In Accenture’s CEO survey, variations in how companies communicate environmental and social messages to investors aren’t apparent between the US and Europe, but they are between developed and emerging markets. Around 45 percent of European and North American CEOs say they incorporate sustainability into discussions with financial analysts compared with more than 55 percent in Africa, Asia and Latin America. But neither number is as high as it should be, says David Abood, Accenture’s managing director of sustainability services in North America.
‘There’s a perception globally that financial analysts aren’t interested in sustainability. Our contention is that it’s not a lack of interest but a lack of understanding of how sustainability is driving business,’ Abood says. ‘It’s the CEO’s job to connect the dots.’ Of course, if that’s the CEO’s job, it’s the IRO’s job, too.
Unilever does it
The challenge for any company is how to weave together environmental, social and governance (ESG) measures with financial ones.

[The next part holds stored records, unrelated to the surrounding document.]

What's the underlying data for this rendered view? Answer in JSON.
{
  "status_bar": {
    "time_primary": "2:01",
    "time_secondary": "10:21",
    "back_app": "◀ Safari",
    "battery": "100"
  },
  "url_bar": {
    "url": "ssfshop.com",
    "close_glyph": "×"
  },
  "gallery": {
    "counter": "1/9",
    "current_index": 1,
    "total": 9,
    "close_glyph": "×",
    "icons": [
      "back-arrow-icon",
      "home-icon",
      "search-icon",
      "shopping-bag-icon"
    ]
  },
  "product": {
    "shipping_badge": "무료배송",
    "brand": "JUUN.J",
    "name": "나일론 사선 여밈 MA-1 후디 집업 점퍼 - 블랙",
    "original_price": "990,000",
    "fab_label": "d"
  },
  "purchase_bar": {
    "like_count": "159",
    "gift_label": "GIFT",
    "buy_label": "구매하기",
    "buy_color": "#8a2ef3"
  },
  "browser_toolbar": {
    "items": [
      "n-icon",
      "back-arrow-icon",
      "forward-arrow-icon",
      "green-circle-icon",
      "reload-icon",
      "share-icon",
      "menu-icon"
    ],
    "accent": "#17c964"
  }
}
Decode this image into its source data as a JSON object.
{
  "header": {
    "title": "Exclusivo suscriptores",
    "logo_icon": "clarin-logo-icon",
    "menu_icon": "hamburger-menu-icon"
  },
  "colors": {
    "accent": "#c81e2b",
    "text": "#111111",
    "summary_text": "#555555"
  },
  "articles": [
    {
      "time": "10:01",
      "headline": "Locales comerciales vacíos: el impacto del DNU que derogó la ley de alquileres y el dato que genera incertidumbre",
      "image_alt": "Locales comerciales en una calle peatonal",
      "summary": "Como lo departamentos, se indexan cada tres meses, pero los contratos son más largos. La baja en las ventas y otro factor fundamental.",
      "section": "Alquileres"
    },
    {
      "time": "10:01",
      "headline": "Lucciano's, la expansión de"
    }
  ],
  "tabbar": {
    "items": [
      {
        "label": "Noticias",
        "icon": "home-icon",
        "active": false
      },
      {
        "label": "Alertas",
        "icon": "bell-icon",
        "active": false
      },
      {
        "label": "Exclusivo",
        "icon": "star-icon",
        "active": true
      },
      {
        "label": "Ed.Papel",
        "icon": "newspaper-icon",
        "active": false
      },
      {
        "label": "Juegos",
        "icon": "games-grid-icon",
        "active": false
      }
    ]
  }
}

Unilever’s new Sustainable Living Plan, unveiled in November, promises to halve the environmental impact of its products while doubling sales by 2020. In one stroke, Unilever has made its growth message and its sustainability credo one and the same.
Roger Seabrook, vice president of investor relations, is responsible for incorporating sustainability into Unilever’s IR. This global consumer products giant has long taken sustainability seriously. ‘But in recent years it’s moved from an issue of our responsibility to society – the good we ought to do – to a core part of our business strategy,’ Seabrook says. ‘That’s why it fits so well into our IR work.’
Unilever already produces a sustainability report separate from its annual report. Now it is setting hard targets under its Sustainable Living Plan and will be reporting on its progress on a special website (www.sustainable-living.unilever.com) and in dedicated reports. Seabrook sets out the business case as follows.
- Consumer preference: If there are two products on the shelf with the same performance but one has environmental credentials, that’s the one consumers are starting to prefer.
- Customers: Big retailers have made big sustainability commitments, so Unilever has to as well to get on the shelf in the first place.
- Innovation: ‘When you have these kinds of external challenges, that’s often when people are at their best in coming up with new ideas,’ Seabrook says. ‘This focus on reducing our energy, our water, our packaging should give us fertile ground to come up with new ideas.’
- Developing and emerging markets: Just over 50 percent of Unilever’s sales come from these markets, and they have the most immediate constraints in areas like water. To keep growing, Unilever has to confront those problems.
- Cost benefits: Unilever has already saved money on energy, packaging or distribution by, for example, concentrating products. ‘A lot of these initiatives ultimately generate cost benefits,’ Seabrook says.